A Node-Degree Power-Law Distribution-Based Honey Badger Algorithm for Global and Engineering Optimization

Abstract

The honey badger algorithm (HBA) has gained significant attention as a metaheuristic optimization method; however, despite these design strengths, it still faces challenges such as premature convergence, suboptimal exploration–exploitation balance, and low population diversity. To address these limitations, we integrate a power-law degree distribution (PDD) topology into the HBA population structure. Three improved versions of the HBA are proposed, with each employing different population update strategies: PDDHBA-R, PDDHBA-B, and PDDHBA-H. In the PDDHBA-R strategy, individuals randomly select neighbours as references, promoting diversity and randomness. The PDDHBA-B strategy allows individuals to select the best neighbouring individual, speeding up convergence. The PDDHBA-H strategy combines both approaches, using random selection for elite individuals and best selection for non-elite individuals. These algorithms were tested on 30 benchmark functions from CEC2017, 21 real-world problems from CEC2011, and four constrained engineering problems.
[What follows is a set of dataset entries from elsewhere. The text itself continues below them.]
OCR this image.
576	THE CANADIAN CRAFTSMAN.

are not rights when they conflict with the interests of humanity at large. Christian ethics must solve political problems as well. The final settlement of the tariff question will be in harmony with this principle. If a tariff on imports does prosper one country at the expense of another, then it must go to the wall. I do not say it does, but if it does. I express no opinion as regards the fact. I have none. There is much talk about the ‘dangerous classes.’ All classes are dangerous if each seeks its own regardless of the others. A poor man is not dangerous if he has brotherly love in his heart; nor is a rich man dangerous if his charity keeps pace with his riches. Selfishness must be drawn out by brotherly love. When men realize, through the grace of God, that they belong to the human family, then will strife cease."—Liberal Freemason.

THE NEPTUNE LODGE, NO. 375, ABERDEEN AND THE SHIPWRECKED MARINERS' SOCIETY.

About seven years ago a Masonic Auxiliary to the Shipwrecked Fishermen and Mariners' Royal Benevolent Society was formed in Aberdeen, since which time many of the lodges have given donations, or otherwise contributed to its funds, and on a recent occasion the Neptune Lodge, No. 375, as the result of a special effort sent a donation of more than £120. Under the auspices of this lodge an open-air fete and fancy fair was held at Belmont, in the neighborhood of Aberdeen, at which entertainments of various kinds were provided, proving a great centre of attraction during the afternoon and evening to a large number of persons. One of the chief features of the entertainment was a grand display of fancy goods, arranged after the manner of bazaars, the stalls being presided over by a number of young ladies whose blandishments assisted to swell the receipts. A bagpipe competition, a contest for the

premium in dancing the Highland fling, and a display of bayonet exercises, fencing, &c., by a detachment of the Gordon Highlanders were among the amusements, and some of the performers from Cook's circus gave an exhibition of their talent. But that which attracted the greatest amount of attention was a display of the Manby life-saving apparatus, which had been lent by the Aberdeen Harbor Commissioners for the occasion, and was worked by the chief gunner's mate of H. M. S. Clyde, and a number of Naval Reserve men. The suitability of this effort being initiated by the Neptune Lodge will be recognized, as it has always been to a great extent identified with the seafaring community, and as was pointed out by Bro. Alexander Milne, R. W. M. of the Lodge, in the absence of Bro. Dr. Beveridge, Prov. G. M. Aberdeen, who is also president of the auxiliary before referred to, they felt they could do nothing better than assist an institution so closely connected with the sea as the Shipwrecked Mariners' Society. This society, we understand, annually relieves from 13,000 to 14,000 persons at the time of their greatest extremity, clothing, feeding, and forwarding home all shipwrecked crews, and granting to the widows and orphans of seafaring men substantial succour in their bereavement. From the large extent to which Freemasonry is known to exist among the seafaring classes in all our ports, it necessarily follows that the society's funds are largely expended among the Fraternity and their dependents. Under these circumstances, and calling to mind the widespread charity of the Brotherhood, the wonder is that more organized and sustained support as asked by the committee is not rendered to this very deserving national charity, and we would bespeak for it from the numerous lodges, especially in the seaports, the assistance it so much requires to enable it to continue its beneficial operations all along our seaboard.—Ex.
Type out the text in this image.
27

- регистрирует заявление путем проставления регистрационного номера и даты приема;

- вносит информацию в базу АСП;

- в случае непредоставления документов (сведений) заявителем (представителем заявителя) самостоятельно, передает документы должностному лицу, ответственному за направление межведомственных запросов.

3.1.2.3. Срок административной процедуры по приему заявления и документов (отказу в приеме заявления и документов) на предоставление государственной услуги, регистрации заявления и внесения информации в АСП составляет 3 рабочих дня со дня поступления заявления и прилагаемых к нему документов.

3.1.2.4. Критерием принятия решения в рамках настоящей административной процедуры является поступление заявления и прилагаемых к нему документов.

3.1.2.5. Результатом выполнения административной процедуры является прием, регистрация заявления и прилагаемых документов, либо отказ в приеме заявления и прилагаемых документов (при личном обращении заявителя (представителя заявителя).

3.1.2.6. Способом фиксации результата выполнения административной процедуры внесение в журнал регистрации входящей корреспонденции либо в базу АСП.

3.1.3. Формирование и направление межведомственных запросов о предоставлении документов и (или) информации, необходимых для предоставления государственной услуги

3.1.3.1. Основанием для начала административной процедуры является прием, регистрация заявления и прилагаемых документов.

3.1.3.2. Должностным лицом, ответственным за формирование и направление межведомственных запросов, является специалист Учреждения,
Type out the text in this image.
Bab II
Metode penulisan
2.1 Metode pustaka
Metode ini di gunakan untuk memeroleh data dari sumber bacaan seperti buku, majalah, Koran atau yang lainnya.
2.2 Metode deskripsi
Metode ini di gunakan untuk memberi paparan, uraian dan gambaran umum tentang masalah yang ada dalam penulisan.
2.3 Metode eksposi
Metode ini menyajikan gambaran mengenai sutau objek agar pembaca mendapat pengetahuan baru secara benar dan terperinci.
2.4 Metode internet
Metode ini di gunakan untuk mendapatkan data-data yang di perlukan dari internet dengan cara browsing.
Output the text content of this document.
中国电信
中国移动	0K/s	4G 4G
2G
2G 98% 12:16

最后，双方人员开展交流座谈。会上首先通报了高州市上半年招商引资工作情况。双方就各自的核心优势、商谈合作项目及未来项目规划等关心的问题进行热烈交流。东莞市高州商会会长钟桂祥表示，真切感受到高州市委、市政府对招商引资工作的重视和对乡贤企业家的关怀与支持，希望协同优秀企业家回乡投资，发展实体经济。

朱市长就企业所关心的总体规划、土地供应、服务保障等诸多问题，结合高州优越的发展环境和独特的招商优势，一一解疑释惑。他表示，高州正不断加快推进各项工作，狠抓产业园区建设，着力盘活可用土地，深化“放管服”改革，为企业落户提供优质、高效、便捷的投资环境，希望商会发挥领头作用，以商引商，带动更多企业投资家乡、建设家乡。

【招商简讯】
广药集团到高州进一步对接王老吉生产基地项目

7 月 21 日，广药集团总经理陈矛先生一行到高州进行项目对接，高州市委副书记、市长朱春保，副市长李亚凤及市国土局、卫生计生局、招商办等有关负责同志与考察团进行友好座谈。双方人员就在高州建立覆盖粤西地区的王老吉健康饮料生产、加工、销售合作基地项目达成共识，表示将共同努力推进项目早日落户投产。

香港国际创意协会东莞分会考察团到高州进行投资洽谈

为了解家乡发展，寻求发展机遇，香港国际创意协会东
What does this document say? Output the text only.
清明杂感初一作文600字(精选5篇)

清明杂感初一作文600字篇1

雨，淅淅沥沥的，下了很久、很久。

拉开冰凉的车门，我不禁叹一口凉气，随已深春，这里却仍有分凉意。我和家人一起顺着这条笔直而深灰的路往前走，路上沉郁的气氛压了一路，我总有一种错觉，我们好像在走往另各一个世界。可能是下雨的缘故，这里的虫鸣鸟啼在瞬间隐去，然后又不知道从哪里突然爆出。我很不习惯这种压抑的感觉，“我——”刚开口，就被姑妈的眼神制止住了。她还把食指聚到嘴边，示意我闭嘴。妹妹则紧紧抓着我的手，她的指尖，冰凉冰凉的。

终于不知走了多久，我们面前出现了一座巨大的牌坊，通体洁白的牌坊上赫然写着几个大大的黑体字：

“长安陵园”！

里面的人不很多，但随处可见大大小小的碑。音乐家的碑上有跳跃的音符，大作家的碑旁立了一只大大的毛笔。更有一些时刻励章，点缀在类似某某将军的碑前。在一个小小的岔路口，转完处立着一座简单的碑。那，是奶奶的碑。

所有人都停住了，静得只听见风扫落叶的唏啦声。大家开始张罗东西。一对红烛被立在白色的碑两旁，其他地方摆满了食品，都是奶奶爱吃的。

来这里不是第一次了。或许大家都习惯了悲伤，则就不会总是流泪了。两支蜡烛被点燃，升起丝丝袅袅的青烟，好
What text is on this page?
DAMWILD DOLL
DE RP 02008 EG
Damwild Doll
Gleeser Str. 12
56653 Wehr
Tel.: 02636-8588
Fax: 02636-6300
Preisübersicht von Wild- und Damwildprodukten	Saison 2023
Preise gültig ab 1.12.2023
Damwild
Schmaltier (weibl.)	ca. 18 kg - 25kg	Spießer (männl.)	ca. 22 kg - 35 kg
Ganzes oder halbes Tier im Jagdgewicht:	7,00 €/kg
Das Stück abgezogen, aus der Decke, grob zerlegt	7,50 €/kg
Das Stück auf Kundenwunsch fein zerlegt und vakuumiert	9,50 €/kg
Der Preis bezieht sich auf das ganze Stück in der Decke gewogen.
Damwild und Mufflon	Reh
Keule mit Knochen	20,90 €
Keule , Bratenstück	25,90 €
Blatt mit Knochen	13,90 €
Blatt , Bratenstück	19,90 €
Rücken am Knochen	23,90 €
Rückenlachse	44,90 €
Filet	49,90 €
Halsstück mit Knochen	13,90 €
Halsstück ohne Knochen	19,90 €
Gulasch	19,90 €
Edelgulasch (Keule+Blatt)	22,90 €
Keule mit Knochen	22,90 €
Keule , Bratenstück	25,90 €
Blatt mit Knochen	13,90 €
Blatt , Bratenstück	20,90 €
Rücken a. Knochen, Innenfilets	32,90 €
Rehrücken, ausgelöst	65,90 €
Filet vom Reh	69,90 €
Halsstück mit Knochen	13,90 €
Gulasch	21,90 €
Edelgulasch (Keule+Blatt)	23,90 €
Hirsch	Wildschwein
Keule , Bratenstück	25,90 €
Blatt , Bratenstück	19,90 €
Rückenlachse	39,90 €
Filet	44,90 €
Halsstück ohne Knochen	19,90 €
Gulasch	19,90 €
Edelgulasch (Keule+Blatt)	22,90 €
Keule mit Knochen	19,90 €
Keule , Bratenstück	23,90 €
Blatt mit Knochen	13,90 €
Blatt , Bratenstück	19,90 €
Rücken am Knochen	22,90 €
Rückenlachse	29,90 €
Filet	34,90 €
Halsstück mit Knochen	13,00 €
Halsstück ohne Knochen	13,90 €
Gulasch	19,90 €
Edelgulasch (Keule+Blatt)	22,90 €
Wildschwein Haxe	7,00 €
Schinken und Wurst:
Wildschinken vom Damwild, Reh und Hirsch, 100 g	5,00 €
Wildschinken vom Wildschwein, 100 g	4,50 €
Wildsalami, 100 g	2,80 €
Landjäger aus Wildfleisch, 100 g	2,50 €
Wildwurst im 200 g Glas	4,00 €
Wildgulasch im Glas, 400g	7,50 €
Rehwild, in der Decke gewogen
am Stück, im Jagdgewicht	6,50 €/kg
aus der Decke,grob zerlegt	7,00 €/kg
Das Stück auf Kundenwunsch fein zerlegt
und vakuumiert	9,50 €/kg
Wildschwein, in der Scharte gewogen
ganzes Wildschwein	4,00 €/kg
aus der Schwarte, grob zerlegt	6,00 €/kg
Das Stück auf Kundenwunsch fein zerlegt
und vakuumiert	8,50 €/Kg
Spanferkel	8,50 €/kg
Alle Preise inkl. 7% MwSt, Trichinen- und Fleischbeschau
The experimental results show that all three improvements significantly improve the performance of the HBA, with PDDHBA-H delivering the best results across various tests. Further analysis of the parameter sensitivity, computational complexity, population diversity, and exploration–exploitation balance confirms the superiority of PDDHBA-H, highlighting its potential for use in complex optimization problems.